Augmenting the CX journey through Data Synchronization
Ecosystm data finds that 62% of contact centres have driving omnichannel experience as a key customer experience (CX) priority and 57% want to analyse data across multiple data repositories. However, when asked about the challenges of driving consistent CX, data access and integration appears to be a barrier in achieving their priorities. These challenges are the reason why getting a “true view” of the customer data has been an arduous task and achieving consistent CX continues to be a struggle.

William says. “The customer data collected by a particular service or department does not always move along in real-time with the customer interactions across different touchpoints. This complicates maintaining a real-time customer profile and impacts the CX.”
“Sales and Marketing have different KPIs and tend to view customer data from different angles. The data from in-store, Marketing and Sales interactions sits within departmental silos. They may deal with the same customers and not follow them through their entire journey. This leads to missed opportunities in reaching out to them at the right time with the right products to upsell, resell or provide better CX. Data synchronisation across channels, would solve that problem.”

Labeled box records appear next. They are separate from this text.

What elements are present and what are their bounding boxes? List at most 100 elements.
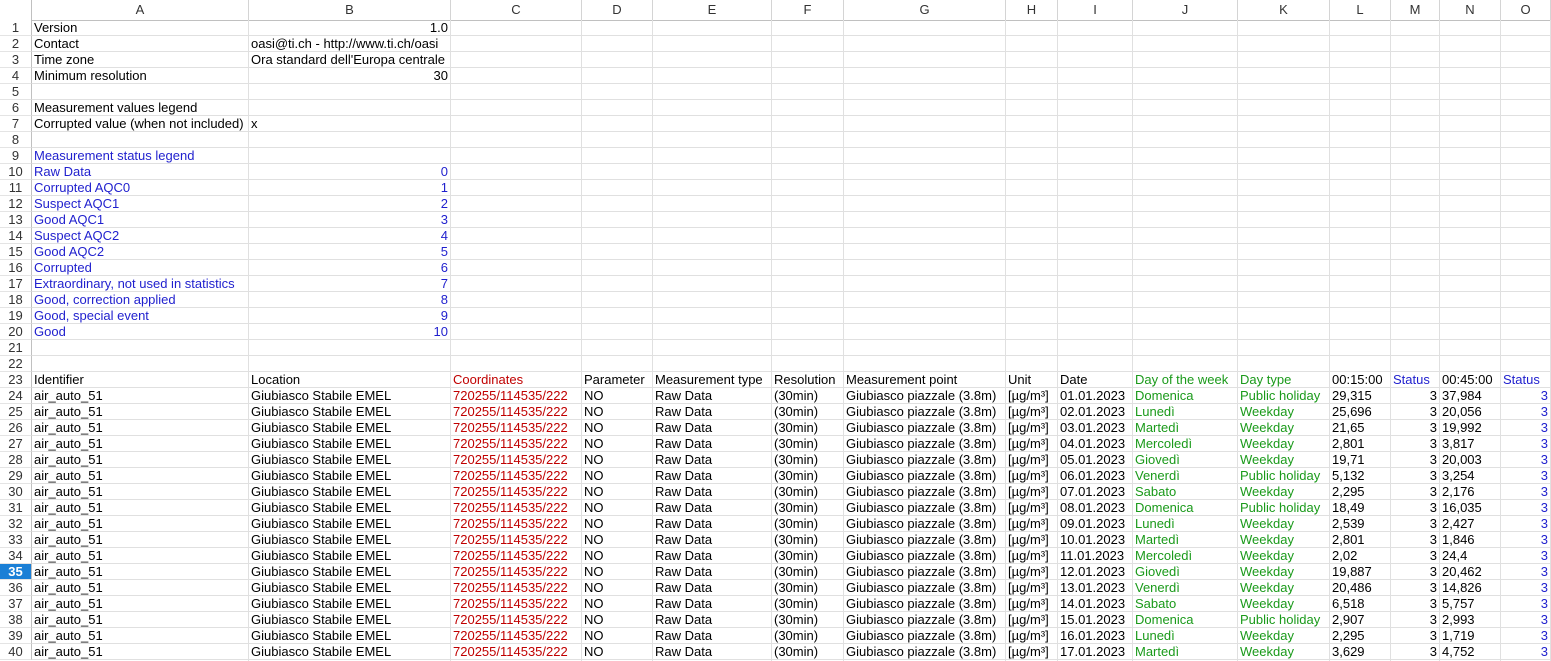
table-cell-k[interactable]: Public holiday [1238,612,1330,628]
row-header-21[interactable]: 21 [0,340,32,356]
table-cell-c[interactable]: 720255/114535/222 [451,548,582,564]
column-header-k[interactable]: K [1238,0,1330,20]
table-cell-m[interactable]: 3 [1391,388,1440,404]
row-header-17[interactable]: 17 [0,276,32,292]
row-header-37[interactable]: 37 [0,596,32,612]
table-cell-h[interactable]: [µg/m³] [1006,564,1058,580]
table-cell-l[interactable]: 25,696 [1330,404,1391,420]
table-cell-c[interactable]: 720255/114535/222 [451,628,582,644]
table-cell-g[interactable]: Giubiasco piazzale (3.8m) [844,404,1006,420]
table-cell-g[interactable]: Giubiasco piazzale (3.8m) [844,564,1006,580]
table-cell-c[interactable]: 720255/114535/222 [451,644,582,660]
table-cell-l[interactable]: 18,49 [1330,500,1391,516]
table-cell-g[interactable]: Giubiasco piazzale (3.8m) [844,452,1006,468]
status-legend-label[interactable]: Good, correction applied [32,292,249,308]
table-cell-a[interactable]: air_auto_51 [32,452,249,468]
table-cell-j[interactable]: Martedì [1133,420,1238,436]
row-header-1[interactable]: 1 [0,20,32,36]
table-cell-l[interactable]: 5,132 [1330,468,1391,484]
table-cell-l[interactable]: 2,801 [1330,532,1391,548]
table-cell-c[interactable]: 720255/114535/222 [451,436,582,452]
table-cell-k[interactable]: Weekday [1238,484,1330,500]
status-legend-code[interactable]: 1 [249,180,451,196]
table-cell-a[interactable]: air_auto_51 [32,644,249,660]
table-cell-h[interactable]: [µg/m³] [1006,388,1058,404]
table-header-f[interactable]: Resolution [772,372,844,388]
table-cell-i[interactable]: 01.01.2023 [1058,388,1133,404]
table-cell-j[interactable]: Lunedì [1133,404,1238,420]
table-cell-d[interactable]: NO [582,612,653,628]
table-cell-b[interactable]: Giubiasco Stabile EMEL [249,564,451,580]
table-cell-n[interactable]: 5,757 [1440,596,1501,612]
table-cell-f[interactable]: (30min) [772,564,844,580]
column-header-l[interactable]: L [1330,0,1391,20]
table-cell-l[interactable]: 20,486 [1330,580,1391,596]
table-cell-m[interactable]: 3 [1391,420,1440,436]
table-cell-h[interactable]: [µg/m³] [1006,404,1058,420]
table-cell-k[interactable]: Weekday [1238,420,1330,436]
table-cell-a[interactable]: air_auto_51 [32,532,249,548]
status-legend-label[interactable]: Suspect AQC1 [32,196,249,212]
table-cell-a[interactable]: air_auto_51 [32,468,249,484]
table-cell-m[interactable]: 3 [1391,644,1440,660]
table-cell-i[interactable]: 17.01.2023 [1058,644,1133,660]
table-cell-e[interactable]: Raw Data [653,404,772,420]
table-cell-h[interactable]: [µg/m³] [1006,644,1058,660]
table-cell-d[interactable]: NO [582,468,653,484]
row-header-32[interactable]: 32 [0,516,32,532]
corrupted-value-label[interactable]: Corrupted value (when not included) [32,116,249,132]
column-header-j[interactable]: J [1133,0,1238,20]
status-legend-label[interactable]: Good [32,324,249,340]
column-header-e[interactable]: E [653,0,772,20]
table-cell-m[interactable]: 3 [1391,436,1440,452]
table-cell-n[interactable]: 14,826 [1440,580,1501,596]
table-cell-d[interactable]: NO [582,436,653,452]
table-cell-e[interactable]: Raw Data [653,420,772,436]
status-legend-label[interactable]: Good AQC2 [32,244,249,260]
table-cell-m[interactable]: 3 [1391,500,1440,516]
timezone-value[interactable]: Ora standard dell'Europa centrale [249,52,451,68]
table-cell-g[interactable]: Giubiasco piazzale (3.8m) [844,532,1006,548]
table-header-k[interactable]: Day type [1238,372,1330,388]
row-header-40[interactable]: 40 [0,644,32,660]
row-header-38[interactable]: 38 [0,612,32,628]
column-header-g[interactable]: G [844,0,1006,20]
table-cell-o[interactable]: 3 [1501,516,1551,532]
status-legend-label[interactable]: Good, special event [32,308,249,324]
table-cell-k[interactable]: Weekday [1238,548,1330,564]
status-legend-code[interactable]: 7 [249,276,451,292]
table-cell-k[interactable]: Weekday [1238,580,1330,596]
table-cell-i[interactable]: 04.01.2023 [1058,436,1133,452]
table-cell-d[interactable]: NO [582,596,653,612]
table-cell-e[interactable]: Raw Data [653,628,772,644]
table-cell-j[interactable]: Domenica [1133,388,1238,404]
table-cell-e[interactable]: Raw Data [653,596,772,612]
table-cell-g[interactable]: Giubiasco piazzale (3.8m) [844,644,1006,660]
table-header-m[interactable]: Status [1391,372,1440,388]
table-cell-b[interactable]: Giubiasco Stabile EMEL [249,468,451,484]
table-cell-o[interactable]: 3 [1501,596,1551,612]
table-cell-j[interactable]: Martedì [1133,644,1238,660]
row-header-16[interactable]: 16 [0,260,32,276]
row-header-5[interactable]: 5 [0,84,32,100]
table-cell-n[interactable]: 16,035 [1440,500,1501,516]
table-cell-i[interactable]: 08.01.2023 [1058,500,1133,516]
table-cell-k[interactable]: Weekday [1238,564,1330,580]
table-cell-o[interactable]: 3 [1501,388,1551,404]
table-cell-h[interactable]: [µg/m³] [1006,516,1058,532]
table-header-h[interactable]: Unit [1006,372,1058,388]
table-cell-c[interactable]: 720255/114535/222 [451,468,582,484]
table-cell-o[interactable]: 3 [1501,580,1551,596]
table-cell-g[interactable]: Giubiasco piazzale (3.8m) [844,468,1006,484]
table-cell-d[interactable]: NO [582,404,653,420]
column-header-o[interactable]: O [1501,0,1551,20]
table-cell-n[interactable]: 19,992 [1440,420,1501,436]
table-cell-k[interactable]: Weekday [1238,644,1330,660]
table-cell-n[interactable]: 3,817 [1440,436,1501,452]
row-header-4[interactable]: 4 [0,68,32,84]
table-cell-o[interactable]: 3 [1501,532,1551,548]
row-header-26[interactable]: 26 [0,420,32,436]
table-cell-j[interactable]: Mercoledì [1133,436,1238,452]
table-cell-l[interactable]: 2,907 [1330,612,1391,628]
table-cell-f[interactable]: (30min) [772,580,844,596]
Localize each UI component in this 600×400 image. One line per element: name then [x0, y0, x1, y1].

Integrating Genesys and Adobe Experience Platform will give organisations the capability to provide contact centre agents with real-time customer data and profiles from a single point to provide an personalised experience. The platform is powered by Genesys Predictive Engagement that uses AI to provide more intelligence based on past interactions to drive effective, data-driven conversations. In addition to this, the partnership also enables businesses and marketing departments to customise campaigns and extend their digital and voice capabilities for optimal conversions. William says, “The ability to use AI to understand customer intent, behaviour and patterns is critical as it will allow brands to re-look at how to design the customer journey. When you keep using the same and outdated profile, it will be hard to have discussions around intent, customer interest and assess how customer priorities have changed. Accurate and automate data profiling will lead to more targeted and accurate marketing campaigns.”
Genesys Deepening Industry Partnerships
Genesys is re-shaping its strategy on Contact Centre as a Service (CCaaS) offerings through partnerships and working on its vision of providing Experience as a Service to its global clients. The need for CCaaS has been accelerated by the pandemic. Last month Genesys signed a five year deal with Infosys to develop and deploy cloud CX and contact centre solutions.
Earlier this year, Genesys partnered with MAXIMUS, a US Government services provider to set up the MAXIMUS Genesys Engagement Platform, an integrated, cloud-based omnichannel contact centre solution driven by the government requirement for public sector organisations to provide seamless customer experiences similar to those offered in the private sector.
The company has also partnered with various other industry leaders like Microsoft, Google Cloud, and Zoom to roll out cloud-based innovations to benefit customers.